Sometimes films pleasantly surprise, because on the whole this film was pretty good. Shot in the style of Cloverfield, as one long continuous take as if in real time, that conceit wears a little thin as you play a bit of a game spotting the trickery that they use to join all the seperate takes (lens flare giving them an artificial fade-out/fade in to white, sometimes the shot slipping into dark shadow like a momentary fade to black, sometimes a split screen created by the scenery) which is a little unfortunate, in the same way as found-footage movies get distracting when you start wondering who keeps on filming stuff in such moments of stress or how did someone later find it and edit it together. But the film somehow still draws you in, ultimately becoming compellingly fascinating viewing.
The core fascination is that daft premise, and also its nightmarish reflection of the American Dream gone amok- in this respect it often reminds of The Purge series. Its a uniquely American thing, that mash-up of patriotism and gun ownership, where it fits in society and modern civilization, how easily that could break down and the country return to the Wild West myth of good vs evil, right vs might and the power of the gun. It reminded me a great deal of DMZ, a comic book by Brian Wood set in a near future Second American Civil War in which Manhattan Island has become a Demilitarised Zone caught between the opposing factions. I bought the deluxe hardback collections a few years back and had heard it was going to become a miniseries or something- perhaps this movie dates back to this project, because it does seem awfully close.
Lucy (Brittany Snow) returns to Brooklyn with her new boyfriend Jose, to find the underground station oddy deserted and alarm sirens sounding. Nearing the exit they are confronted by a screaming man racing by, all aflame, and sounds of explosions and gunfire ahead. It transpires that the city has been invaded by an armed militia, arresting and killing people in the face of an armed response from the locals. Anarchy has broken out, criminals and police and this mysterious militia attempting to take control of the streets through gun battles with innocents caught in the carnage and looters taking advantage of the bedlam. Helicopters patrol the skies and snipers take shots from rooftops at everyone passing by, lawlessness is everywhere.
Lucy falls in with Stupe (Dave Bautista) a veteran US navy medical officer traumatised by past experiences and the loss of his family in the 9/11 tragedy. They both get injured and have to work together to survive, heading for a US army extraction point, during which they get caught in lootings and gunfights and encounters with the armed militia, discovering that Political elements have broken free of the Union, and commenced a new civil war between rival States.

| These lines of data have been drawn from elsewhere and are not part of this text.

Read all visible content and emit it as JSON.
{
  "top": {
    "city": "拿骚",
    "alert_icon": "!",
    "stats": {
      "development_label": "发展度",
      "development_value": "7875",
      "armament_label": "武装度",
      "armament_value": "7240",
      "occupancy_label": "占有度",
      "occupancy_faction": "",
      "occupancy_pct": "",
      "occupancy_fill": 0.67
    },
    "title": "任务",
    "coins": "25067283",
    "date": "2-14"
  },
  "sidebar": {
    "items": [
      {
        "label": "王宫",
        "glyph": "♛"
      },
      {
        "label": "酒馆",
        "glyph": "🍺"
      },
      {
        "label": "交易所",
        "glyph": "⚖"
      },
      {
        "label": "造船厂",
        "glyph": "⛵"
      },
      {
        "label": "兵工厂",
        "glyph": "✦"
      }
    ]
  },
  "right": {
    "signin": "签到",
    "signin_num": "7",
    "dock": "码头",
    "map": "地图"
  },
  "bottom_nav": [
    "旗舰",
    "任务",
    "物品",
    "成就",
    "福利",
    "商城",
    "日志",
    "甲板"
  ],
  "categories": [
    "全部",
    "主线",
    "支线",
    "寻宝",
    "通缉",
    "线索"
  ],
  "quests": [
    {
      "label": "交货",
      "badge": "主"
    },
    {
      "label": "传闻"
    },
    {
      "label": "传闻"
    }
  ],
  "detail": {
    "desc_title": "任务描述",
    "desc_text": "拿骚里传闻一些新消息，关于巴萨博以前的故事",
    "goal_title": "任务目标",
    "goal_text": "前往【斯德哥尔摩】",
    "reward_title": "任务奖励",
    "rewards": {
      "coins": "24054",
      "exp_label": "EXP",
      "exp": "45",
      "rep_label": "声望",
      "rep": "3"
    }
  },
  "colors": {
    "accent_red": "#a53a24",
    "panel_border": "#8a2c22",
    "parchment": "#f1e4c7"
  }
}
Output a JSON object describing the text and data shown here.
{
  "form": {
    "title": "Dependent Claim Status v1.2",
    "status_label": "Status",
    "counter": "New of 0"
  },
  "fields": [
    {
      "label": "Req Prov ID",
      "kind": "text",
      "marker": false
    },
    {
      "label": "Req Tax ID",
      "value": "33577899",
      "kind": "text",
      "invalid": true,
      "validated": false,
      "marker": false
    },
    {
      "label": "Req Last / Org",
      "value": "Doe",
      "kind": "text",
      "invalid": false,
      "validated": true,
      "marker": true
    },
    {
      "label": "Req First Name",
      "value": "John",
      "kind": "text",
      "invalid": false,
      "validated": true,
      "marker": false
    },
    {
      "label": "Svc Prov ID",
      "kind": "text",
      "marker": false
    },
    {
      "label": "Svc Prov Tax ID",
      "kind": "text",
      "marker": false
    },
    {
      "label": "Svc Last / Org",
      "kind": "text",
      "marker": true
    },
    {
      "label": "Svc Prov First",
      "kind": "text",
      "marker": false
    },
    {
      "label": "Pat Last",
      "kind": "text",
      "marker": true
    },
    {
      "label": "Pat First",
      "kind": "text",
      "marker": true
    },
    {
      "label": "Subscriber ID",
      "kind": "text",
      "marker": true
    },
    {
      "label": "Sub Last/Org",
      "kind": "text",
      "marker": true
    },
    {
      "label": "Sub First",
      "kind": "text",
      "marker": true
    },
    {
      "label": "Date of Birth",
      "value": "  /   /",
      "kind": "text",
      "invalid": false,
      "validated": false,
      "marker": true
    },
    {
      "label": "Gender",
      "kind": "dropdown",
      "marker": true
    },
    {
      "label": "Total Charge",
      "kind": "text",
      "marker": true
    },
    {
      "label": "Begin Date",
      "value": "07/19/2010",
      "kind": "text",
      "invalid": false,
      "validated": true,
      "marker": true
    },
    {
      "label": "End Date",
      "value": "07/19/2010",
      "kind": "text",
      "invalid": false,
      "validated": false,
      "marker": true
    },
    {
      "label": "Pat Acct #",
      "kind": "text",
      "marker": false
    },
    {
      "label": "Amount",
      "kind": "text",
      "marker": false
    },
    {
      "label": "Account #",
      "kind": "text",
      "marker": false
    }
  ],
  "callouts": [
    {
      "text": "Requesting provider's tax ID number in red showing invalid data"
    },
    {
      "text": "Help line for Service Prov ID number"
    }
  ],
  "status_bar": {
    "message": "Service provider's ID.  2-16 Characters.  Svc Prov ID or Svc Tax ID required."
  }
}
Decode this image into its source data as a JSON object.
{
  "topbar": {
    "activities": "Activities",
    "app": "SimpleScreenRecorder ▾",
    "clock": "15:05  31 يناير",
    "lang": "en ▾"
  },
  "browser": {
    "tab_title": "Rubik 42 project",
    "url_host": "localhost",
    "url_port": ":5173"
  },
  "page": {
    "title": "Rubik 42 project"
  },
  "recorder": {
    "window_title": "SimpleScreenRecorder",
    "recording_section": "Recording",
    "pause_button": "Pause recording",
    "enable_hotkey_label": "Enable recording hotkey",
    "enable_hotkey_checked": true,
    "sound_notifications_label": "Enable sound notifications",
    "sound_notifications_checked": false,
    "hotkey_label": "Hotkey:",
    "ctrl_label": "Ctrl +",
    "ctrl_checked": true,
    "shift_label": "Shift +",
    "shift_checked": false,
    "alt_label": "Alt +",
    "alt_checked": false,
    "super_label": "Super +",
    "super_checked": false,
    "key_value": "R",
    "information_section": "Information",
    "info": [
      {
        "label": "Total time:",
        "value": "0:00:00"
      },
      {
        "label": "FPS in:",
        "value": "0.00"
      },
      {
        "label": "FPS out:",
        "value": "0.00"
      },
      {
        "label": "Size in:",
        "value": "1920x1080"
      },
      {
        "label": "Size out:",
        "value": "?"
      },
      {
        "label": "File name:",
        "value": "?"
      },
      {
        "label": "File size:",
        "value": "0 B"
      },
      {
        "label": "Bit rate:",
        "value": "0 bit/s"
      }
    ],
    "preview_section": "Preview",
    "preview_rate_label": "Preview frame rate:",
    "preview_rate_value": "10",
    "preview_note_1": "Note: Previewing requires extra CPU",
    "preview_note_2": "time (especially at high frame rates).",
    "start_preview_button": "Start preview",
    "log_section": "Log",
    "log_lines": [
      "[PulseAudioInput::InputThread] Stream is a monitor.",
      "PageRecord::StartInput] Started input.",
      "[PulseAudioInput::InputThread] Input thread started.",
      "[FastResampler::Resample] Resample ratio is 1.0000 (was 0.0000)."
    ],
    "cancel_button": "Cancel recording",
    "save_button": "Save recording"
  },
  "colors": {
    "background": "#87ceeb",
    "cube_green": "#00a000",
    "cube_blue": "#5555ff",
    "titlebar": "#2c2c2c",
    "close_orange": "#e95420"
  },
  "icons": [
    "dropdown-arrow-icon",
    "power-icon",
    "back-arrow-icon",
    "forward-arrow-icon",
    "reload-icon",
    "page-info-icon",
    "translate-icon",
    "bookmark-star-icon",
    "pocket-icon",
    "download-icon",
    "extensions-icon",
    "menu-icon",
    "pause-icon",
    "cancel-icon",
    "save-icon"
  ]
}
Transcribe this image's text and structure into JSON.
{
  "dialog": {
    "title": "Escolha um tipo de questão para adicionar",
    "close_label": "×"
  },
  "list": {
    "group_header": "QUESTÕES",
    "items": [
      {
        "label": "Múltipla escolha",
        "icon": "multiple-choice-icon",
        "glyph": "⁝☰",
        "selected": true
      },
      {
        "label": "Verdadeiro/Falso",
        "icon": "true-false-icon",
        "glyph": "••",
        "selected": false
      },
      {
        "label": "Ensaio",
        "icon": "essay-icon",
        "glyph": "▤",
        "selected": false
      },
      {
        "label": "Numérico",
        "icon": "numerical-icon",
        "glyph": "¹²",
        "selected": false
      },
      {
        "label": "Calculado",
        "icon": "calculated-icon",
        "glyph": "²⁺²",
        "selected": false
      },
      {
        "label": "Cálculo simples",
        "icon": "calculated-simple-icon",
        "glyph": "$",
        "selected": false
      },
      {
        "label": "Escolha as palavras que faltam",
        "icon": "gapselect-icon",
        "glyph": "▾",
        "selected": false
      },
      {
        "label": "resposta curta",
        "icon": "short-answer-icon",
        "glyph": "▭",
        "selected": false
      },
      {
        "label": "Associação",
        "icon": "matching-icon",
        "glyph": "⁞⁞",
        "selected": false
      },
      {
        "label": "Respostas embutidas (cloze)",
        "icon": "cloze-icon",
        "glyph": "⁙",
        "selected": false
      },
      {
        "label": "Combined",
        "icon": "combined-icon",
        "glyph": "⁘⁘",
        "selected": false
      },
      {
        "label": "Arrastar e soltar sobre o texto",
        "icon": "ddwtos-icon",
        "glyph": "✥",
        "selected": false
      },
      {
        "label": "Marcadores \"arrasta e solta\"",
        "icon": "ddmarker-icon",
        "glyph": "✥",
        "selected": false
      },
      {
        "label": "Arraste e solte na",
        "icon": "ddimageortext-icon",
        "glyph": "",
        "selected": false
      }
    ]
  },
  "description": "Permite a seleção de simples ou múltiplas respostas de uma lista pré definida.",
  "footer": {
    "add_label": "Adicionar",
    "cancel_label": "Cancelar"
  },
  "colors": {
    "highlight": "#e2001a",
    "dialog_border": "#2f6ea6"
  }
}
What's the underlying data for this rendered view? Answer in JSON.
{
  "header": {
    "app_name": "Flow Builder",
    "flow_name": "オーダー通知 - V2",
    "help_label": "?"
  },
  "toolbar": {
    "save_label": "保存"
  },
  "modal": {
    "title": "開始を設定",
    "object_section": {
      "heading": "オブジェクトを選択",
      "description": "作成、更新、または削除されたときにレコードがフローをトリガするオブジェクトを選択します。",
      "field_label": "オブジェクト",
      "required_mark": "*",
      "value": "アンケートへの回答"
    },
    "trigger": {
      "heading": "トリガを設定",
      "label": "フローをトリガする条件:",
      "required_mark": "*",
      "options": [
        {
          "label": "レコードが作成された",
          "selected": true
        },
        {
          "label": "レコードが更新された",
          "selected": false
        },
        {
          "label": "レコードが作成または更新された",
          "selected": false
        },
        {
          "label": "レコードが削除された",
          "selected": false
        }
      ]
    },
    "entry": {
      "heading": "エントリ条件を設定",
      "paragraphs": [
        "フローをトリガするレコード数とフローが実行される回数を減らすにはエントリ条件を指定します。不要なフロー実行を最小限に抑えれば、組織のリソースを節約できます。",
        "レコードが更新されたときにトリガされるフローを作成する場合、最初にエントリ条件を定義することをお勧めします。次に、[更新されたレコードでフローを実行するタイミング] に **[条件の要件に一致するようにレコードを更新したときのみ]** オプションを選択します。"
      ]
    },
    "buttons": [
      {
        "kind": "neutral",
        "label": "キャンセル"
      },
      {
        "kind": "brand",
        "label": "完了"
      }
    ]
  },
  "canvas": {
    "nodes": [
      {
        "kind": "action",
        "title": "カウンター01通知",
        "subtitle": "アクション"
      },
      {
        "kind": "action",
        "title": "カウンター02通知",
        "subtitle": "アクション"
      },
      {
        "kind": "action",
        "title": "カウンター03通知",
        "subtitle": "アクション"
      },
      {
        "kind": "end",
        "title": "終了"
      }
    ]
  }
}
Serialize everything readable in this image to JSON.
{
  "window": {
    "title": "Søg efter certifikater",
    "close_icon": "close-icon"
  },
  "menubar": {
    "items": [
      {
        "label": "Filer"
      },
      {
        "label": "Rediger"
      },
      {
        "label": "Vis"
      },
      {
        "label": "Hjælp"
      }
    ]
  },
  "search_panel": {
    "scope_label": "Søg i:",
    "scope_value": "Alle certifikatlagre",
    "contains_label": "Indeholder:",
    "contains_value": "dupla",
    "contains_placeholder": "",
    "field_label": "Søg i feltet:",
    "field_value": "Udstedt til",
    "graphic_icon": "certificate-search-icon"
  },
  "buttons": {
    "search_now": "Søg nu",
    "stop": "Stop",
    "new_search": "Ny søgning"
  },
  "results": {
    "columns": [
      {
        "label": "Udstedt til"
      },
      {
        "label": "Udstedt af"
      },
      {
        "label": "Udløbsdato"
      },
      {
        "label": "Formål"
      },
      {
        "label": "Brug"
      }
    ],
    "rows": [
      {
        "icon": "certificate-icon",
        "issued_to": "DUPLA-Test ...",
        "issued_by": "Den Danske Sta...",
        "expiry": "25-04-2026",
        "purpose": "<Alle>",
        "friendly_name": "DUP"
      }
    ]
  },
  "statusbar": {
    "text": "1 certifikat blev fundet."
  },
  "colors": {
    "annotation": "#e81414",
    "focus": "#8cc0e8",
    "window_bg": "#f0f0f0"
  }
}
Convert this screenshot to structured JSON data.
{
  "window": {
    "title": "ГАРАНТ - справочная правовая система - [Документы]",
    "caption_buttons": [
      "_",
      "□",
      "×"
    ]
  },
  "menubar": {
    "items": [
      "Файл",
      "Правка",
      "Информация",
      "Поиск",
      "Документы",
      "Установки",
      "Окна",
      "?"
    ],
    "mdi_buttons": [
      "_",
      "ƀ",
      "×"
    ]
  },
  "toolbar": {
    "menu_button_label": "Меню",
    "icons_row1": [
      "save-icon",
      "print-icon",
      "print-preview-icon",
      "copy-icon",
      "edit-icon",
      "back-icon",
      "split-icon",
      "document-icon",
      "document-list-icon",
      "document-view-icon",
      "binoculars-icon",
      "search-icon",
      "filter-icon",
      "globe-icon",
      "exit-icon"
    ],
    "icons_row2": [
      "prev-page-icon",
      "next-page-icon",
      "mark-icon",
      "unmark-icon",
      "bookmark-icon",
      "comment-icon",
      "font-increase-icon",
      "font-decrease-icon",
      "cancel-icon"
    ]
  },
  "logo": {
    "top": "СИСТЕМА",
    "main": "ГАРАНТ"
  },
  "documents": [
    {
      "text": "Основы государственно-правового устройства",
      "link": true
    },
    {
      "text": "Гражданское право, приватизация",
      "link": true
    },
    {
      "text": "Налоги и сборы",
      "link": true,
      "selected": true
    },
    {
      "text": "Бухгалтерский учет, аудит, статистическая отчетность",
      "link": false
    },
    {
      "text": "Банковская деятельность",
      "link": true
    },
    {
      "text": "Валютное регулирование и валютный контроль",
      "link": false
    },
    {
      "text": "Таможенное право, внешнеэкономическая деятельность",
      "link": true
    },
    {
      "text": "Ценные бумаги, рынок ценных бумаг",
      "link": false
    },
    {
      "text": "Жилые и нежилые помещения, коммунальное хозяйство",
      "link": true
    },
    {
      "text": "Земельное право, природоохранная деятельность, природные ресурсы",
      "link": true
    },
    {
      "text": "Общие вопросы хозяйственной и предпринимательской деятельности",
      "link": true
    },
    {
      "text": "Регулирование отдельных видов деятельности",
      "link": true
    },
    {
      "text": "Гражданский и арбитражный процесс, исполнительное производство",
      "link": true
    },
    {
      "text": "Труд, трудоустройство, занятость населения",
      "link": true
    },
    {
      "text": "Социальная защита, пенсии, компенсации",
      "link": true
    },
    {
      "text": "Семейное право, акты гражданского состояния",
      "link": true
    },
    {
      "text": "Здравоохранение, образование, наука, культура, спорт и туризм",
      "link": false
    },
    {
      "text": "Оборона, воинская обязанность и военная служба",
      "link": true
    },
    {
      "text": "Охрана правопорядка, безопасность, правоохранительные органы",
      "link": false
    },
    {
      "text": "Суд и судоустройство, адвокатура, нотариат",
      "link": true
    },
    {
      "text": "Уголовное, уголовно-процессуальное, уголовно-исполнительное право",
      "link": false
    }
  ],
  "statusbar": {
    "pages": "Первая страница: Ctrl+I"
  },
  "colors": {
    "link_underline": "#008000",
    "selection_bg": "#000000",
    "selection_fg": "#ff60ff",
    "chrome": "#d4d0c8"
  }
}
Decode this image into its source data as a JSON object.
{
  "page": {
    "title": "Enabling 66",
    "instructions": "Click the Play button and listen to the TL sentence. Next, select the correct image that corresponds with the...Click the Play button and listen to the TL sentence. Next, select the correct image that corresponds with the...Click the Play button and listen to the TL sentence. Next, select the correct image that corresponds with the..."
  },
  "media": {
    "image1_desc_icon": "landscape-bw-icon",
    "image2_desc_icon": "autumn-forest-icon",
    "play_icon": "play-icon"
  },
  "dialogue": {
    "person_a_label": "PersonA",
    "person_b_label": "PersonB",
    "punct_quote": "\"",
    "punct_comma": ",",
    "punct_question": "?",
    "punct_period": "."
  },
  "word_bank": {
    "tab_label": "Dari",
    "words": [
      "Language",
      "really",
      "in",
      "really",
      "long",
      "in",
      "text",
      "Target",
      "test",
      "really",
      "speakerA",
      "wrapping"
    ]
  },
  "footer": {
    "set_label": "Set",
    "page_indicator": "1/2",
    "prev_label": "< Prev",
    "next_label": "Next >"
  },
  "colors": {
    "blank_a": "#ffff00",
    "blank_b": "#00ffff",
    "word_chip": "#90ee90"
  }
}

Its daft and crazy but somehow it works. I think its low-budget, no-frills approach works mightily in its favour, especially in how the gritty visuals, camera work and largely electronic score evokes so much of John Carpenter’s films. Its hardly groundbreaking but I’d much rather see low-budget, novel films such as this than your typical, anodyne blockbuster films: in some ways it reminded me of the early VHS era when stuff like this seemed to be on the rental shelves. Admittedly its use of CGI etc betrays it as a modern film but on the whole in its sensibilities it really does feel very low-fi 1980s in mood and approach. Nothing particularly groundbreaking here but a pleasant surprise nonetheless- I enjoyed it.